You should also make some tweaks to your fitness program when starting your cut. Add more cardio or sign up for high-intensity activities like Brazilian Jiu-Jitsu, Muay Thai, Judo, Boxing, or HIIT classes. Some of these activities burn up to 1,000 calories for every hour you spend training. That gives you much more leeway with your diet when burning that many calories. High-intensity activities improve your body composition and increase fat oxidation. When done for comparable lengths of time, these activities yield better results than steady-state cardio activities, like running, cycling, and swimming. 

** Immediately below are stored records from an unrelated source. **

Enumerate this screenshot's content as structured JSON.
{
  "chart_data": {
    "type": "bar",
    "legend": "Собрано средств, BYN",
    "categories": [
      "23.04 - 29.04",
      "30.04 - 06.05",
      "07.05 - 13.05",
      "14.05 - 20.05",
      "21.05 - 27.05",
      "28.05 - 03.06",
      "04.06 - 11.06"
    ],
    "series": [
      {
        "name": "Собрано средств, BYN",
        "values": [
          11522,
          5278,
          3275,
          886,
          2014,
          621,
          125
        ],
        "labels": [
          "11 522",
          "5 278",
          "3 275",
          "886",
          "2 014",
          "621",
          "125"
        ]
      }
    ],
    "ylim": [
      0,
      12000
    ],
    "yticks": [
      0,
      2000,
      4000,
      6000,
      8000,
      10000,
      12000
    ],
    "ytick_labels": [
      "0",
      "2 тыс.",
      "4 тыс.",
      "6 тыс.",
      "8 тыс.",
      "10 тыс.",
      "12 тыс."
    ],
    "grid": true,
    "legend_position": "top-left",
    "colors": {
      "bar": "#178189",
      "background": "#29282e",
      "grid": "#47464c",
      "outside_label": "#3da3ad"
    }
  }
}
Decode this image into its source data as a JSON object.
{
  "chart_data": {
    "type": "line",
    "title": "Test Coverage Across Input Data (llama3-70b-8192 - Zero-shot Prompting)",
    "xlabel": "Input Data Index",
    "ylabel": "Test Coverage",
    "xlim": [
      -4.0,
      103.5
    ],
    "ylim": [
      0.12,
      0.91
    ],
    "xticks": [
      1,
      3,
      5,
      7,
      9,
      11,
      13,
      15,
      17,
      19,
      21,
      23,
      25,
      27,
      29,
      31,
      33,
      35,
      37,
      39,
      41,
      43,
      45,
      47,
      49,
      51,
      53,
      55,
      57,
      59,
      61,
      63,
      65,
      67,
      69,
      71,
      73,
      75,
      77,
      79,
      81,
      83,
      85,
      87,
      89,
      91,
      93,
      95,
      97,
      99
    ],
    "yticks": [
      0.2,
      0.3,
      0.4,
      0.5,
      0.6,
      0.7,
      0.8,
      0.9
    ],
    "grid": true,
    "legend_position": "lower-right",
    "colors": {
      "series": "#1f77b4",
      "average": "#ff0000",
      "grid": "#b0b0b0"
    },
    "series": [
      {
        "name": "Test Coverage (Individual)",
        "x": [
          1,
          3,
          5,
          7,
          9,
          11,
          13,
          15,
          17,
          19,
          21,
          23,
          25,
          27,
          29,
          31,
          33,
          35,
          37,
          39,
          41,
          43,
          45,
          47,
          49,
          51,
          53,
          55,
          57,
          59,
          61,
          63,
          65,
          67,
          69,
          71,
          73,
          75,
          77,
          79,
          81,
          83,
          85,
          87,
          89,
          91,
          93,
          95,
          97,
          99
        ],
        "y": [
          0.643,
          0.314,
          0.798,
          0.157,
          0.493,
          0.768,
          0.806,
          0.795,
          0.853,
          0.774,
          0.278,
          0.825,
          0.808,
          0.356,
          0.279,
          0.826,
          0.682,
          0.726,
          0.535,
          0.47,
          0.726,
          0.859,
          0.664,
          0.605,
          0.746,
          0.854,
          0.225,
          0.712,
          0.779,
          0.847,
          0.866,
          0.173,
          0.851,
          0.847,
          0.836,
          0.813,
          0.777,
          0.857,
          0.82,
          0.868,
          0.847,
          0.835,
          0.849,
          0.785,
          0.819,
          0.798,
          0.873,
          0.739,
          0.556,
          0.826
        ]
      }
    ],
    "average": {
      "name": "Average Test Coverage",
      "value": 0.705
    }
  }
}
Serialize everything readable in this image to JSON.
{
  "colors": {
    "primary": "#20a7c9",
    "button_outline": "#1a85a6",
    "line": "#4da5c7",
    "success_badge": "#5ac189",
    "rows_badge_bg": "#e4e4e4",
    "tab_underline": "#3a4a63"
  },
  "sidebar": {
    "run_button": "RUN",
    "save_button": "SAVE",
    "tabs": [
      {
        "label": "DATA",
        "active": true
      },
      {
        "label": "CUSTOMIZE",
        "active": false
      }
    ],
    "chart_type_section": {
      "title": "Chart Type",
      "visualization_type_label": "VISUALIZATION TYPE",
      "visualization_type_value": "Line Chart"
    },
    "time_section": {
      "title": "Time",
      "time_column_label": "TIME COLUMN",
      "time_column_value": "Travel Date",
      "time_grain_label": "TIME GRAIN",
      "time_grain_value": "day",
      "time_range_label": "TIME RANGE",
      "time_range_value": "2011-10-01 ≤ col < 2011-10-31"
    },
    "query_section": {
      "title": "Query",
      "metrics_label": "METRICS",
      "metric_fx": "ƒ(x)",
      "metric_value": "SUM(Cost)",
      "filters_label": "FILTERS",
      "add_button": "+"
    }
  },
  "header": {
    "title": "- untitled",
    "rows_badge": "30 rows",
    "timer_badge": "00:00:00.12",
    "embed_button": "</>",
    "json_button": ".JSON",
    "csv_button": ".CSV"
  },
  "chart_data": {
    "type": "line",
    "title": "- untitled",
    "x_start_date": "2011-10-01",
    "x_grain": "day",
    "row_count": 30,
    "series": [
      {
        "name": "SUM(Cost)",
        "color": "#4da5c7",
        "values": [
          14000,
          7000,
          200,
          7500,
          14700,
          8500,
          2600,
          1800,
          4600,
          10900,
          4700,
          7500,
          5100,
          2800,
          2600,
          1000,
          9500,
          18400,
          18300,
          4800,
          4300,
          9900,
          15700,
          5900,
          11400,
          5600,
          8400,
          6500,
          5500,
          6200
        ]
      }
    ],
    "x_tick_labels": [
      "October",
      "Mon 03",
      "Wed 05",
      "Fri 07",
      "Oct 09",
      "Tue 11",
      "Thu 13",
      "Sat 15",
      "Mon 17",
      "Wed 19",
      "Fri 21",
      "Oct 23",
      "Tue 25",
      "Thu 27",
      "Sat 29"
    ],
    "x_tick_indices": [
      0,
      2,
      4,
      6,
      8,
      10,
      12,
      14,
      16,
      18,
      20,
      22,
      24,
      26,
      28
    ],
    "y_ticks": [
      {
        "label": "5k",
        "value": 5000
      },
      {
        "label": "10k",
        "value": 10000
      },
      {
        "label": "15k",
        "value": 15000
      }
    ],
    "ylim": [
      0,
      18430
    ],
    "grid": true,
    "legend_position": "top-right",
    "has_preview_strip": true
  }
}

Minor changes to your weightlifting routine also help to preserve muscle mass. Consider adding supersets, pyramid sets, and drop sets to your training. Drop sets, in particular, are useful since they allow you to work your muscles to failure safely. These changes are not absolutely necessary, but they do help a bit. The main thing is you don’t stop your resistance training activities when cutting weight. This keeps your body in the muscle-building zone. 

 

2) Modify Your Diet

You might have been indulging in sodas, candy, and ice cream while bulking, but you’ll have to clean your diet up when cutting. Eating clean is even beneficial when bulking; junk foods only make it easier to reach your daily caloric surplus. 

Modify your diet by swapping simple sugars and carbs with complex carbohydrates. Legumes, fruits, wild rice, and vegetables are examples of healthy food options. Keep them to a minimum; carbs should be no more than 20 percent of each meal. Skip them all together for some meals. For protein, stick to lean meats, eggs, and low-fat dairy. Add unrefined vegetable oils to your diet by consuming avocado, nuts, and seeds in moderation. 

Eating healthier foods makes it easier to lose fat, and it gives your body a break from the stress from all the processed foods you consumed while bulking up put on your body. Processed foods are linked to serious health issues like cancer, obesity, dyslipidemia, and high blood pressure. 

 

3) Load Up On Protein

meat protein

It’s easy to lose strength and muscle when cutting weight if you don’t consume enough protein. Low-calorie diets can lead to a 30 percent reduction in lean body mass. Strength training and eating enough protein cancel out this effect. 

Try to consume at least two grams of protein for each kilogram you weigh. Spread your protein intake evenly throughout the day so your body constantly has what it needs to preserve your muscle mass. Protein shakes and bars are an easy way to get a decent amount of protein in your body without much preparation. Consume lean meats, eggs, fish, or dairy products every meal. Vegans should focus on beans, lentils, tofu, and green peas as their primary protein sources. 

 

4) Save Your Carbs For After Workouts

When you consume carbs impacts how your body uses them. For example, carbs consumed late at night are more likely to be stored as fat since you don’t use much energy at night. A better approach is to save most of your carbs for after your workouts.

Carbs consumed after workouts won’t be stored as fat. Instead, they’ll be used to replenish your glycogen stores, leading to faster muscle growth and recovery. Aim to consume about 60 grams of carbs and 40 grams of protein after workouts.